Treatment of certain patients with PARP inhibitors may require knowledge of particular resistance mechanisms that could influence the efficacy of treatment. Therefore, the assessment of resistance mechanisms and controlling these factors prior to treatment with PARP inhibitors may provide better outcomes [34].
This class of agents has great potential for development; it is essential to understand more fully the mechanism and interplay of PARP inhibition and resistance before clearer conclusions can be defined.

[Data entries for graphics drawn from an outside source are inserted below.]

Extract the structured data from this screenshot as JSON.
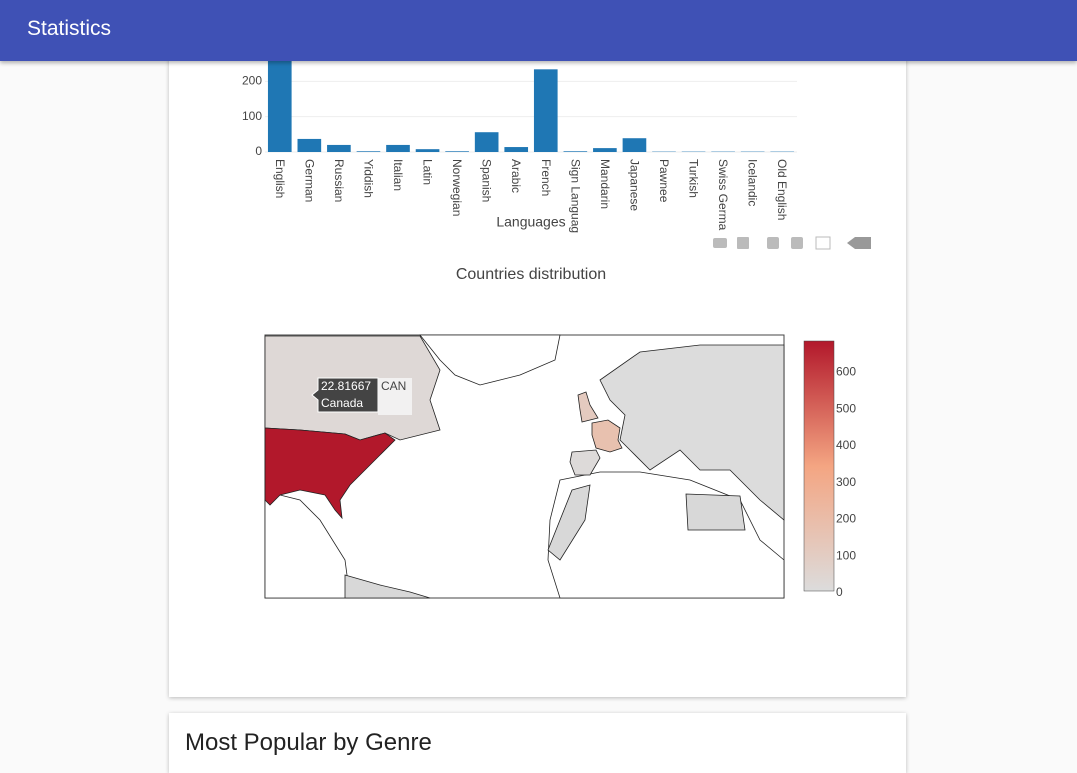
{
  "header": {
    "title": "Statistics"
  },
  "chart_data": [
    {
      "type": "bar",
      "x_label": "Languages",
      "categories": [
        "English",
        "German",
        "Russian",
        "Yiddish",
        "Italian",
        "Latin",
        "Norwegian",
        "Spanish",
        "Arabic",
        "French",
        "Sign Languag",
        "Mandarin",
        "Japanese",
        "Pawnee",
        "Turkish",
        "Swiss Germa",
        "Icelandic",
        "Old English"
      ],
      "values": [
        300,
        37,
        20,
        2,
        20,
        8,
        2,
        56,
        14,
        234,
        2,
        11,
        39,
        1,
        1,
        1,
        1,
        1
      ],
      "color": "#1f77b4",
      "ylim": [
        0,
        300
      ],
      "yticks": [
        0,
        100,
        200
      ],
      "grid": true
    },
    {
      "type": "choropleth",
      "title": "Countries distribution",
      "locations": [
        "CAN",
        "USA",
        "FRA",
        "GBR",
        "ESP"
      ],
      "values": [
        22.81667,
        680,
        170,
        110,
        10
      ],
      "hover_name": "Canada",
      "colorscale": [
        "#dcdcdc",
        "#f4a582",
        "#b2182b"
      ],
      "zlim": [
        0,
        680
      ],
      "zticks": [
        0,
        100,
        200,
        300,
        400,
        500,
        600
      ]
    }
  ],
  "next_card": {
    "title": "Most Popular by Genre"
  }
}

Conclusions and future directions

Research into PARP inhibition has shown efficacy and the potential to directly target DNA repair mechanisms as an effective method of new anti-neoplastic agents. Several PARP inhibitors, including the ones mentioned above, are currently under extensive investigation and development. These agents have been shown to have similar toxicity profiles and adverse effects as other regularly used chemotherapeutics. Studies have shown the effectiveness of PARP inhibition as single agents and in combination with other chemotherapy strategies.
PARP inhibitors offer a promising strategy, but many questions apart from clinical efficacy remain unanswered. For instance, for the long-term effects of administration of PARP inhibitors or similar, it is not clear if these drugs potentiate other toxicities when used in combination.
At the same time, there is a continual demand and search for biomarkers that can efficiently identify tumours that are most likely to respond to PARP inhibitor treatment. These new agents appear likely to become a fundamental components in the management of patients with BRCA mutations associated tumours. Presently, research concerning other genetic defects that could potentially confer susceptibility to PARP inhibitor treatment is on-going. Expanding and identifying populations that could be treated with these new class of agents may result in improved clinical outcomes.
Overall, PARP inhibitors are an exciting new class of drugs that have attracted a great deal of attention and shown great potential for future development. Consistent research and progress of current studies will lead to a stronger understanding and a more comprehensive view of these agents and their role in future treatment strategies.

Disclosure

Authors report no conflict of interest.